State officials said Gov. Kathleen Babineaux Blanco could tell the Guard to carry out the forced removals, but they stopped short of a commitment to do so. In Washington, Lt. Gen. Joseph R. Inge, deputy commander of the United States Northern Command, said regular troops "would not be used" in any forced evacuation.

The state disaster law does not supersede either the state or federal Constitutions, said Kenneth M. Murchison, a law professor at Louisiana State University. But even so, Mr. Nagin's decision could be a smart strategy that does not violate fundamental rights, Professor Murchison said.

"What I suspect is that if they do forcible evacuations, the authorities will tell the residents that they must leave and that they will arrest them if they don't," Professor Murchison said. "I would suspect that once they are moved to a location outside of New Orleans, the authorities will release them. It would then be up to the district attorney someday to decide whether to prosecute them or not. But in the meantime, the authorities sure aren't going to let anyone back in."

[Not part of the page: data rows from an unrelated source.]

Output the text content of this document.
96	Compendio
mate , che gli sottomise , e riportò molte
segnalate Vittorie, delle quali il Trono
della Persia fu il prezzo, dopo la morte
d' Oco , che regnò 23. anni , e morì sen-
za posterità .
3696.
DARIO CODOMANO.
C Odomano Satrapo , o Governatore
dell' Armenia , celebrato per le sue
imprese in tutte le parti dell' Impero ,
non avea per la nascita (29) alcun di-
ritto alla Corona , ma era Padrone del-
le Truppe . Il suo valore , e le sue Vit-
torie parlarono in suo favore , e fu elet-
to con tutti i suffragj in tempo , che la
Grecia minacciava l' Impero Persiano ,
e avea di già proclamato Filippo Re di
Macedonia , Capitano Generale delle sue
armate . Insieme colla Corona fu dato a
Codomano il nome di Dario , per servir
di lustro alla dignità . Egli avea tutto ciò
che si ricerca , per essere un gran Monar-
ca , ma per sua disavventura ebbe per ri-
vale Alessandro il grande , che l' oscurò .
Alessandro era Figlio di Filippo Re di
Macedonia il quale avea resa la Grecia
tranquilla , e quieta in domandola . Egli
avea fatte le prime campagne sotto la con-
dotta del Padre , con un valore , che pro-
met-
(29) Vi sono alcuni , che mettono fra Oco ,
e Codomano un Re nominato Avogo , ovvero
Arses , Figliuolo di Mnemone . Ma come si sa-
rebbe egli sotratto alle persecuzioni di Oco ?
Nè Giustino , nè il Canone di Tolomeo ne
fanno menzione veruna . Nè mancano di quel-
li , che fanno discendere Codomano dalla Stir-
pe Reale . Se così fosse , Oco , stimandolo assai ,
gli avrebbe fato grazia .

Professor Murchison said that anyone even seeking to challenge the forcible evacuations on constitutional grounds would have to travel to Baton Rouge, where the federal judges from the Eastern District of Louisiana, based in New Orleans, have relocated.

While many New Orleans residents said they would not go gently, others appeared disheveled, weak and ready to evacuate.

Sitting under an umbrella in a filthy parking lot at the eastern edge of Bywater, Anthony Washington said on Wednesday morning that he worried he would not be able to reach his family if he left the city. But after a reporter offered him the chance to call his sister and explain where he was, he said he would leave. By midafternoon Mr. Washington had boarded a bus for the city's convention center, where evacuees were being taken.
"I don't have nothing here," he said.